Einrichtungsleitern Natalie Kulik berichtet, dass sehr viele wohnungslose Frauen bei Evas Obdach in komplexen Problemlagen sind. Psychische Belastungen und zum Teil Erkrankungen, kein Anspruch auf Transferleistungen, Schulden, Arbeitslosigkeit, Gewalterfahrungen, gesundheitliche Probleme – das alles verschärfe die Notlage der Bewohnerinnen. »Die Frauen können hier vier Wochen am Stück schlafen, duschen, ihr Gepäck abstellen. Sie können auch die Schließfächer nutzen«, sagt Kulik zu »nd«. Außerdem gebe es jeden Abend eine in der Unterkunft frisch zubereitete warme Mahlzeit und am Morgen ein Frühstück. Die Frauen können darüber hinaus eine Sozialberatung in Anspruch nehmen. Zwischen neun Uhr morgens und sieben Uhr abends müssen sie die Räumlichkeiten allerdings verlassen.

Die Räume in der Fuldastraße stehen Evas Obdach allerdings nur noch bis Mitte 2025 zur Verfügung. »Das ganze Haus wurde verkauft«, sagt Natalie Kulik.
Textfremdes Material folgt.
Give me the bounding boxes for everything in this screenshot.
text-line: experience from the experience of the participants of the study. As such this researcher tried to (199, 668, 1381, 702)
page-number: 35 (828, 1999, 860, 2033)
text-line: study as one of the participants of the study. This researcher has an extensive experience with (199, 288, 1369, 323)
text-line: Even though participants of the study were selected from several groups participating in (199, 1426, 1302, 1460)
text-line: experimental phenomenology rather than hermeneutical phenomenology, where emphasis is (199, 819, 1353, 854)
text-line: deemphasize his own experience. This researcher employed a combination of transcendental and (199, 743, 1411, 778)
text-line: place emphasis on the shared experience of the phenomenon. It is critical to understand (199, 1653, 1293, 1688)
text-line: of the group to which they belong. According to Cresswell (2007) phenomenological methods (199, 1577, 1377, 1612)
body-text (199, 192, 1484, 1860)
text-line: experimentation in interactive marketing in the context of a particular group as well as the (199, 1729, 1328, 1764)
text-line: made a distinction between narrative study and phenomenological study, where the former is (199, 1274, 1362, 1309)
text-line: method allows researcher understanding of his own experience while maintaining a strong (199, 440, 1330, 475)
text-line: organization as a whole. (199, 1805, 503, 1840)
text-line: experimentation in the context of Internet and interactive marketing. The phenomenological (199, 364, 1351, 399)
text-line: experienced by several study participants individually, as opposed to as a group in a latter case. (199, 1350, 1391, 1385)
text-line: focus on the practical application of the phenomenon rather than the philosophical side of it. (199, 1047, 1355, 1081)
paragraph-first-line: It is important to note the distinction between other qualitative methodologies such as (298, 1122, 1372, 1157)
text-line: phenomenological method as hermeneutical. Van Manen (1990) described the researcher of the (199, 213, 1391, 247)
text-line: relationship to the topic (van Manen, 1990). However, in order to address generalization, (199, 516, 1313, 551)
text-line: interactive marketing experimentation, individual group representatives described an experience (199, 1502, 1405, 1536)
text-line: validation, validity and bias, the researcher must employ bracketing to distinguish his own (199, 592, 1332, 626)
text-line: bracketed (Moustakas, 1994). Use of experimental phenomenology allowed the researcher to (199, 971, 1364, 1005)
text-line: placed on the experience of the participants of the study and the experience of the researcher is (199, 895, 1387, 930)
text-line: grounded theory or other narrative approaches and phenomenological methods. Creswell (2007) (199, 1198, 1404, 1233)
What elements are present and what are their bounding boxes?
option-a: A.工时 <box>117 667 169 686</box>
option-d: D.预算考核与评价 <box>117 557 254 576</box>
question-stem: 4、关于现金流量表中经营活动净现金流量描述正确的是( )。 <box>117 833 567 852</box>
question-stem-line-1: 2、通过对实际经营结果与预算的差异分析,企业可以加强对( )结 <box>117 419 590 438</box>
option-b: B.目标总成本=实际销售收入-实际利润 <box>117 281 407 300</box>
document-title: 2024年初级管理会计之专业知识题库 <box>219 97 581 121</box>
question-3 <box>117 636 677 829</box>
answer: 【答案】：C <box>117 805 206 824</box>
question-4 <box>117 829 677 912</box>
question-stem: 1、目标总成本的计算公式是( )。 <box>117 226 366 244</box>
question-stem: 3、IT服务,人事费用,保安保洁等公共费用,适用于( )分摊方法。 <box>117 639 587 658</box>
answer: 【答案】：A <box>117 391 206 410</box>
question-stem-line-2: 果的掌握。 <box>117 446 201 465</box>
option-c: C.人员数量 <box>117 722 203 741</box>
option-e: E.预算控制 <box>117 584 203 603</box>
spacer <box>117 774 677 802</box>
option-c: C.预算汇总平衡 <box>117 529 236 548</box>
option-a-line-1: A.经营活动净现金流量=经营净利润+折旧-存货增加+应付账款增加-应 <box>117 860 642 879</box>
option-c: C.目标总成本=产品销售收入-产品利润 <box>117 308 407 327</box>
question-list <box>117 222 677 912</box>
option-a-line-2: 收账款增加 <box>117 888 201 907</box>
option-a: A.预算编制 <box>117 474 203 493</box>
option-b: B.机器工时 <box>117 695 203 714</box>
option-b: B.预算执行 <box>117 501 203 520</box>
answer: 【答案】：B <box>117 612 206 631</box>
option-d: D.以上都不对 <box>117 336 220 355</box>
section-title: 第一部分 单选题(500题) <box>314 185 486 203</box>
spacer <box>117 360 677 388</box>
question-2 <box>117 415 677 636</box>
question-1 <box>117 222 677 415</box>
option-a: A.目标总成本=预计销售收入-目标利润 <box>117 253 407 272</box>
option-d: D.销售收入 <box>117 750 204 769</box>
Der neue Eigentümer wandle die Mietswohnungen in Eigentumswohnungen um. Als soziale Einrichtung hat Evas Obdach einen befristeten Gewerbemietvertrag, einen Mieterschutz wie bei Wohnraum gibt es also nicht. »Wir waren mit dem Eigentümer im Gespräch, er hat uns mitgeteilt, dass unser Mietvertrag nicht verlängert werden kann«, so Kulik. Wie auch den anderen Mieter*innen habe der Eigentümer zwar angeboten, die Räumlichkeiten an den Träger, den Sozialdienst katholischer Frauen, zu verkaufen. Doch sei dies für den Träger nicht zu finanzieren.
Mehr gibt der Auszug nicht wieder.